Failure to Provide Trauma-Informed Care for Resident with PTSD
Penalty
Summary
The facility failed to provide trauma-informed and culturally competent care for a resident diagnosed with Post-Traumatic Stress Disorder (PTSD). The clinical record review revealed that the resident was admitted on March 1, 2023, with a diagnosis of PTSD. The care plan for the resident included goals and interventions to improve mood and manage PTSD symptoms, such as administering medications, monitoring for side effects, and providing behavioral health consults as needed.

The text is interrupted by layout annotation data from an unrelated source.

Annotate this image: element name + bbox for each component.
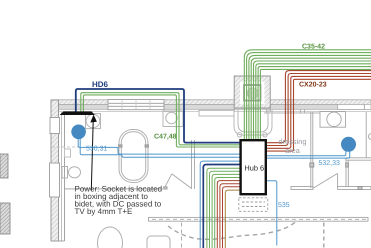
svg-text:CX20-23: CX20-23 bbox=[299, 81, 327, 88]
svg-text:532,33: 532,33 bbox=[319, 160, 341, 167]
svg-text:Hub 6: Hub 6 bbox=[244, 163, 264, 172]
svg-text:C47,48: C47,48 bbox=[154, 133, 177, 140]
svg-text:535: 535 bbox=[278, 202, 290, 209]
svg-text:C35-42: C35-42 bbox=[302, 44, 325, 51]
svg-text:HD6: HD6 bbox=[92, 80, 109, 89]
svg-text:area: area bbox=[285, 146, 301, 155]
svg-text:TV by 4mm T+E: TV by 4mm T+E bbox=[75, 207, 133, 216]
svg-text:530,31: 530,31 bbox=[86, 146, 108, 153]
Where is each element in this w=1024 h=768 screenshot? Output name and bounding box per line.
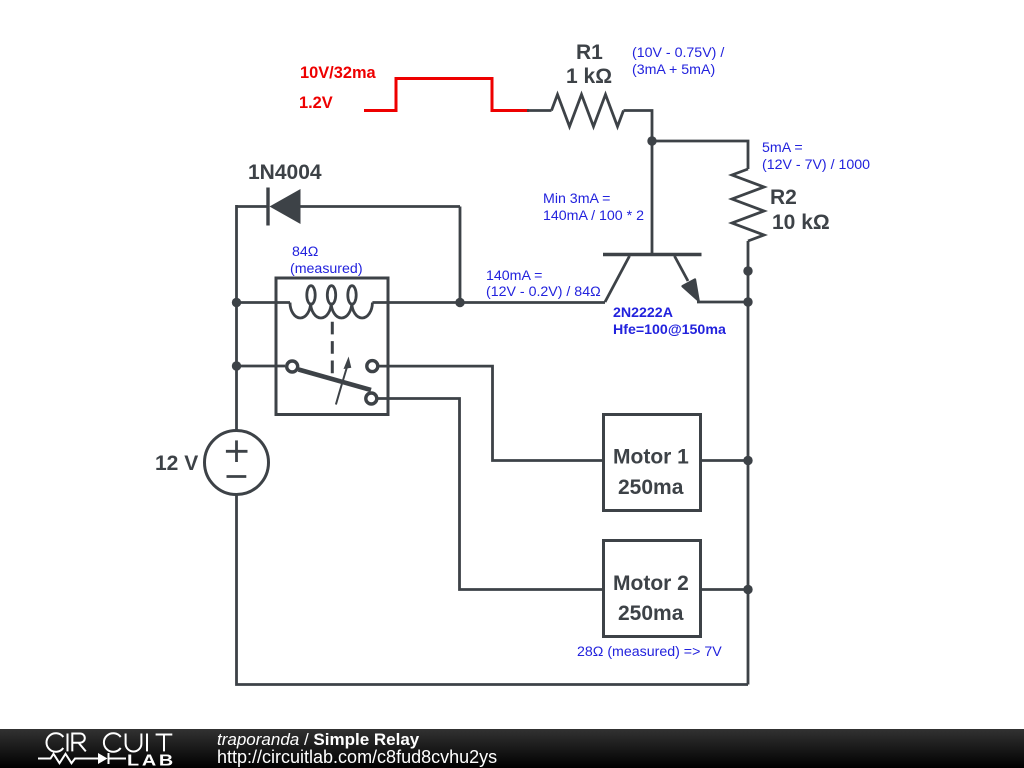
svg-text:250ma: 250ma	[618, 476, 684, 499]
motor M2 box	[604, 541, 701, 637]
svg-text:1 kΩ: 1 kΩ	[566, 65, 612, 88]
svg-text:(12V - 0.2V) / 84Ω: (12V - 0.2V) / 84Ω	[486, 284, 601, 300]
wire Motor 1 to rail	[700, 459, 748, 462]
svg-text:250ma: 250ma	[618, 602, 684, 625]
C	[47, 733, 64, 752]
wire node to R2 top	[652, 141, 748, 169]
svg-text:Min 3mA =: Min 3mA =	[543, 191, 610, 207]
svg-text:http://circuitlab.com/c8fud8cv: http://circuitlab.com/c8fud8cvhu2ys	[217, 747, 497, 767]
base bar	[603, 253, 702, 257]
wire to coil	[237, 301, 291, 304]
svg-text:R1: R1	[576, 41, 603, 64]
switch pole terminal	[287, 361, 298, 372]
node coil right	[455, 298, 464, 307]
svg-text:Hfe=100@150ma: Hfe=100@150ma	[613, 322, 726, 338]
wire diode to coil-right node	[459, 207, 462, 303]
wire collector to relay coil	[460, 301, 605, 304]
svg-text:140mA =: 140mA =	[486, 268, 542, 284]
wire source bottom to ground bus	[237, 495, 749, 685]
svg-text:12 V: 12 V	[155, 452, 198, 475]
collector lead	[605, 256, 630, 302]
node Motor 1	[743, 456, 752, 465]
U	[126, 734, 142, 752]
input square pulse waveform V1	[364, 79, 529, 111]
resistor R1	[552, 95, 624, 127]
CircuitLab logo resistor-diode glyph	[38, 753, 126, 764]
switch motion arrow	[336, 357, 351, 405]
wire coil to node	[372, 301, 460, 304]
right return rail	[747, 302, 750, 685]
diode D1 1N4004	[237, 188, 461, 226]
wire R1 to base node	[624, 111, 653, 142]
resistor R2	[732, 169, 764, 241]
wire switch upper throw to Motor 1	[379, 366, 603, 460]
svg-text:10V/32ma: 10V/32ma	[300, 64, 377, 82]
svg-text:140mA / 100 * 2: 140mA / 100 * 2	[543, 208, 644, 224]
svg-text:LAB: LAB	[127, 751, 176, 768]
svg-text:84Ω: 84Ω	[292, 244, 318, 260]
I	[146, 734, 148, 752]
node emitter junction	[743, 297, 752, 306]
svg-text:(10V - 0.75V) /: (10V - 0.75V) /	[632, 45, 724, 61]
CircuitLab logo wordmark LAB	[127, 751, 176, 768]
wire R2 bottom to rail	[747, 241, 750, 302]
svg-text:Motor 1: Motor 1	[613, 446, 689, 469]
motor M1 box	[604, 415, 701, 511]
svg-text:R2: R2	[770, 186, 797, 209]
wire input to R1	[527, 109, 552, 112]
relay coil L1	[290, 286, 372, 318]
node R2 bottom	[743, 266, 752, 275]
CircuitLab logo wordmark CIRCUIT	[47, 733, 173, 752]
emitter lead with arrow	[675, 256, 689, 281]
node junction at base	[647, 136, 656, 145]
transistor Q1 2N2222A	[603, 255, 702, 303]
wire to switch pole	[237, 365, 286, 368]
C	[104, 733, 121, 752]
svg-text:10 kΩ: 10 kΩ	[772, 211, 830, 234]
switch throw terminal lower	[366, 393, 377, 404]
svg-text:Motor 2: Motor 2	[613, 572, 689, 595]
R	[72, 734, 86, 752]
node Motor 2	[743, 585, 752, 594]
node coil left	[232, 298, 241, 307]
svg-text:(measured): (measured)	[290, 261, 363, 277]
svg-text:1.2V: 1.2V	[299, 94, 333, 112]
wire switch lower throw to Motor 2	[378, 399, 603, 590]
svg-text:2N2222A: 2N2222A	[613, 305, 673, 321]
relay K1 box	[276, 278, 388, 415]
T	[156, 735, 173, 752]
node switch left	[232, 361, 241, 370]
switch throw terminal upper	[367, 361, 378, 372]
relay actuation dashed link	[331, 322, 334, 374]
svg-text:(3mA + 5mA): (3mA + 5mA)	[632, 62, 715, 78]
wire node to transistor base	[651, 141, 654, 254]
svg-text:(12V - 7V) / 1000: (12V - 7V) / 1000	[762, 157, 870, 173]
svg-text:1N4004: 1N4004	[248, 161, 322, 184]
svg-text:28Ω (measured) => 7V: 28Ω (measured) => 7V	[577, 644, 722, 660]
wire emitter to rail	[697, 301, 748, 304]
I	[67, 734, 69, 752]
wire Motor 2 to rail	[700, 588, 748, 591]
svg-text:5mA =: 5mA =	[762, 140, 803, 156]
left supply rail	[235, 205, 238, 431]
switch blade	[299, 370, 372, 391]
voltage source V2 12 V	[205, 431, 269, 495]
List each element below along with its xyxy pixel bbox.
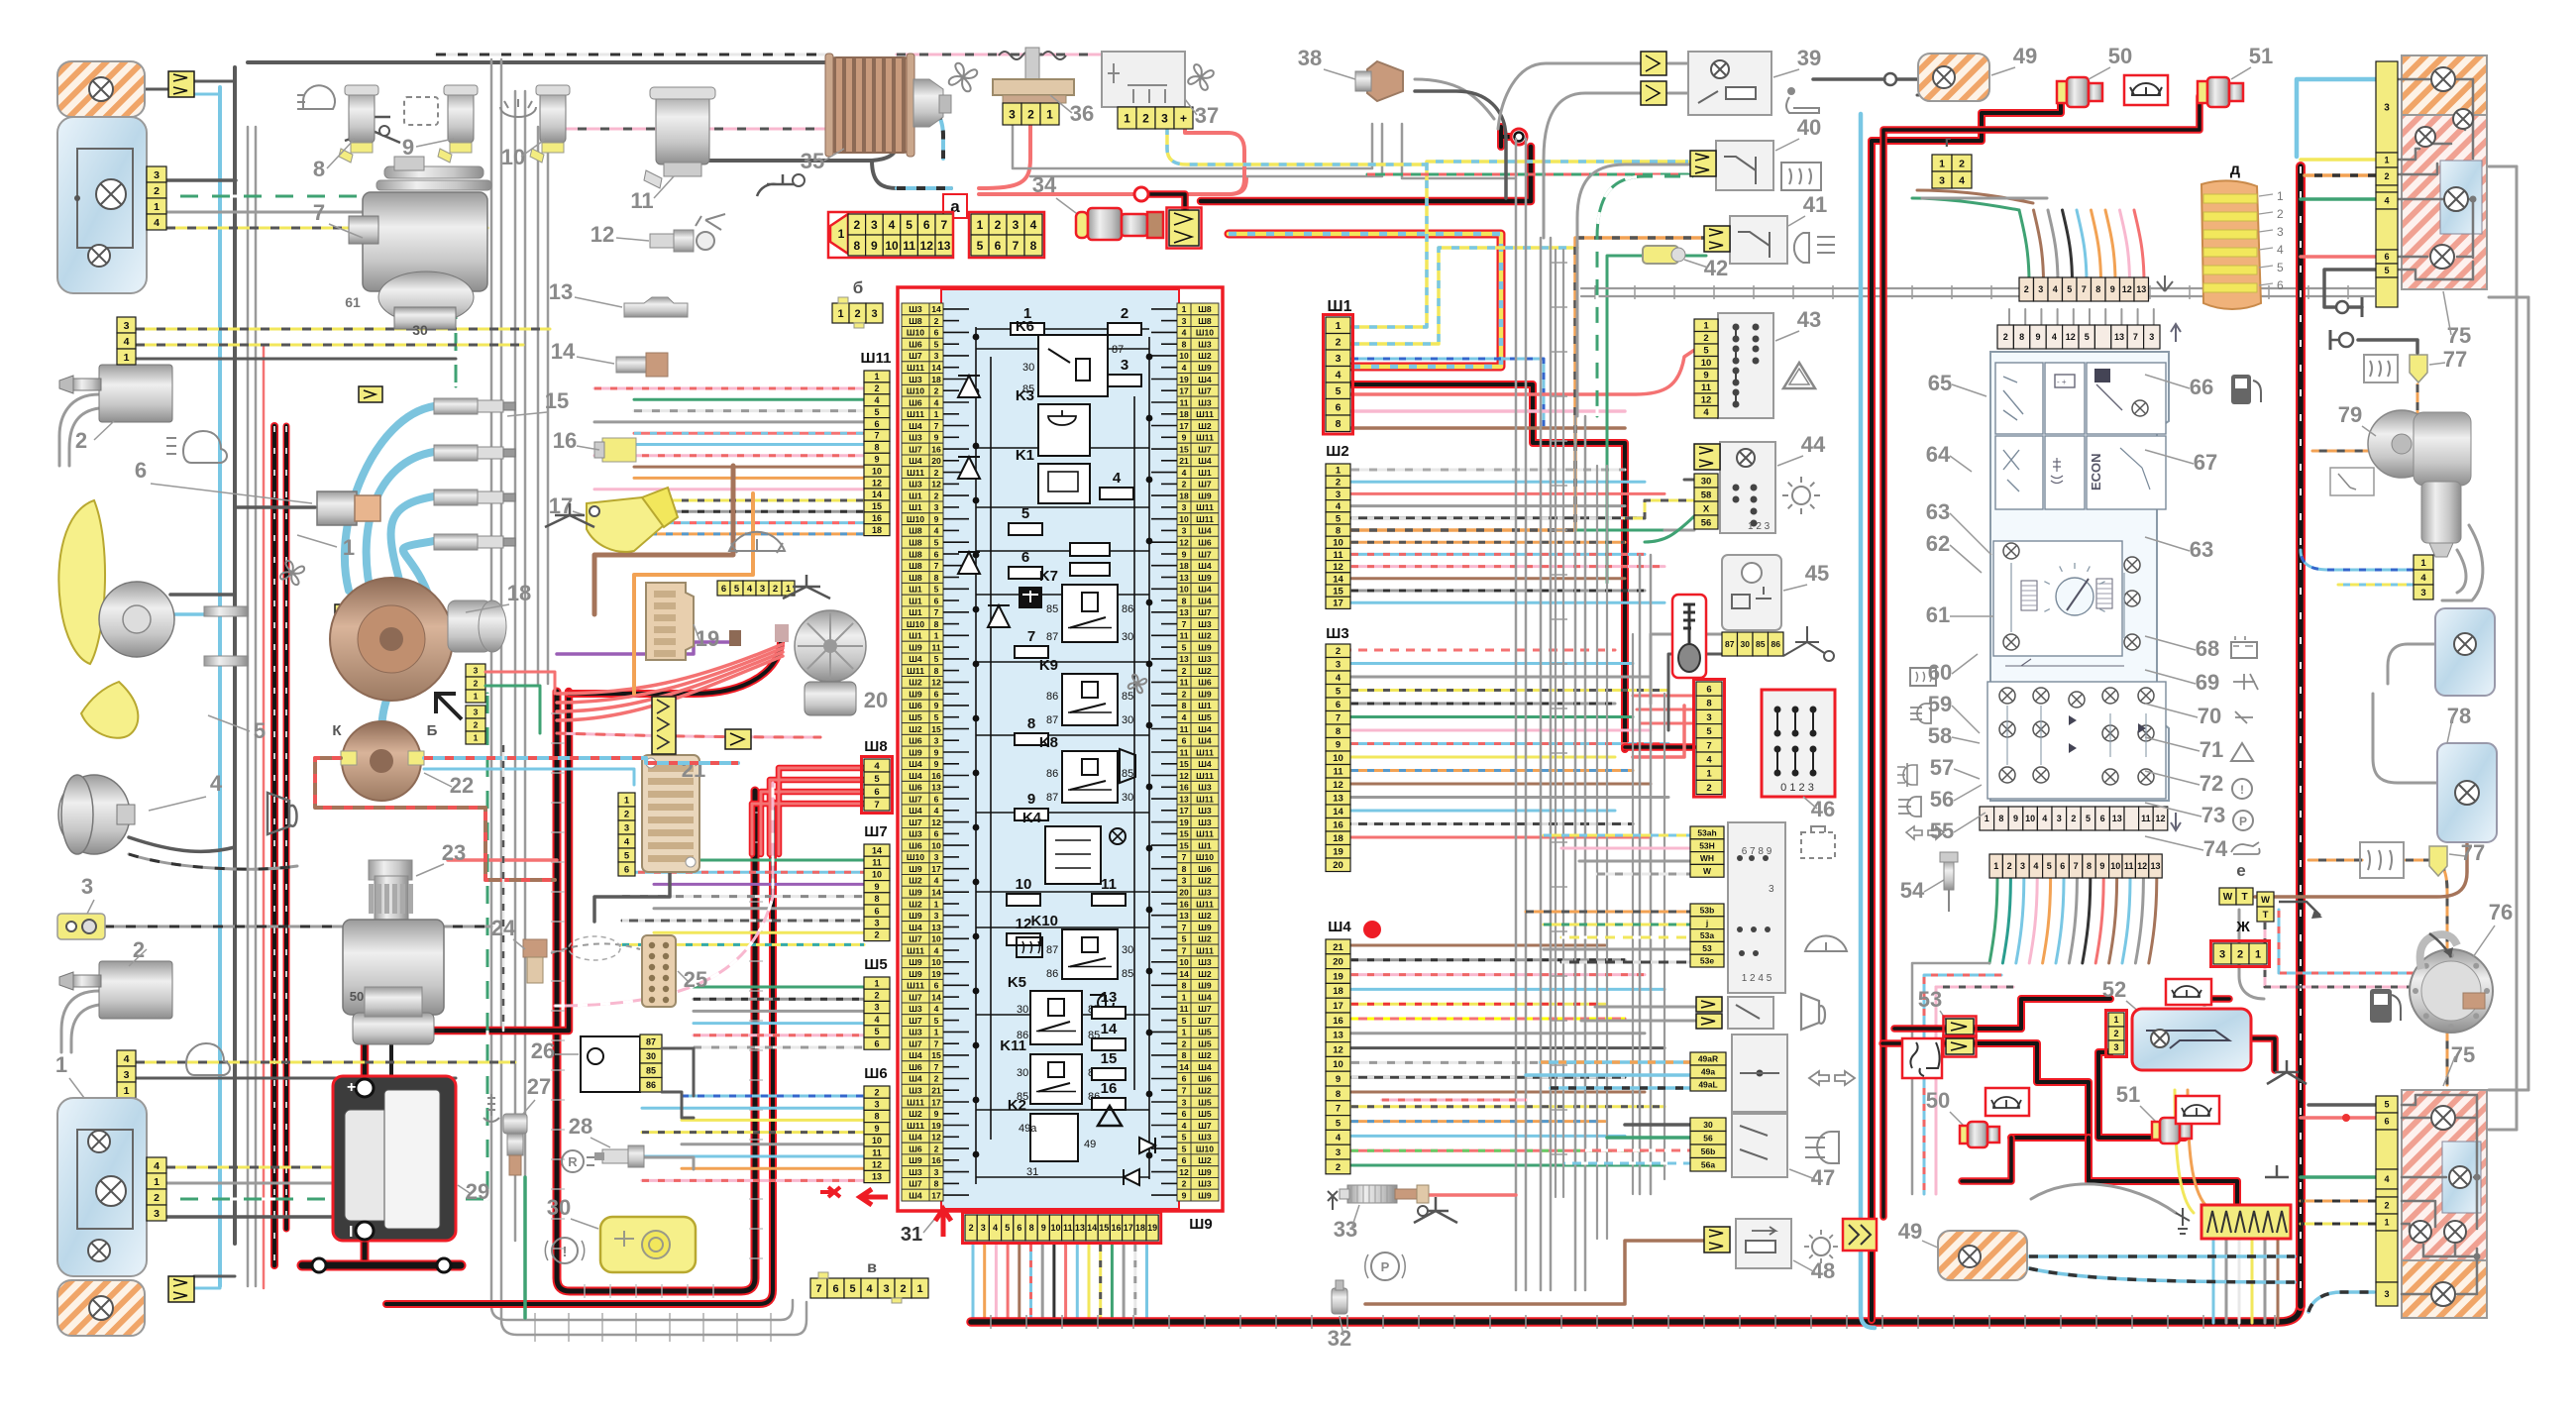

However, the facility did not identify specific triggers related to the resident's PTSD that could lead to re-traumatization. An interview with the Nursing Home Administrator revealed that the facility did not inquire about the resident's PTSD triggers from his wife until after the surveyor's inquiry. The administrator confirmed that the resident's wife was unaware of specific triggers but mentioned that the resident would wake up and move to another room when experiencing PTSD-related issues. This lack of proactive identification and management of PTSD triggers in the care plan led to the deficiency, as the facility did not adequately address the potential for re-traumatization of the resident.
Plan Of Correction
F0699 1. Resident 57 and his wife reported no triggers to his PTSD and would not discuss further. 2. Audit of current residents with diagnoses of PTSD will be audited to ensure they have specific triggers in their PTSD care plans. 3. Education will be completed with social services on identifying and care planning specific triggers for a resident with the diagnosis of PTSD. 4. Random audits will be completed weekly by the Social Services Director or designee for 4 weeks then monthly for 2 months to ensure residents with a diagnosis of PTSD have specific triggers in their PTSD care plans. Results of audits will be presented at the Quality Assurance Performance Improvement Committee meeting for review and recommendations.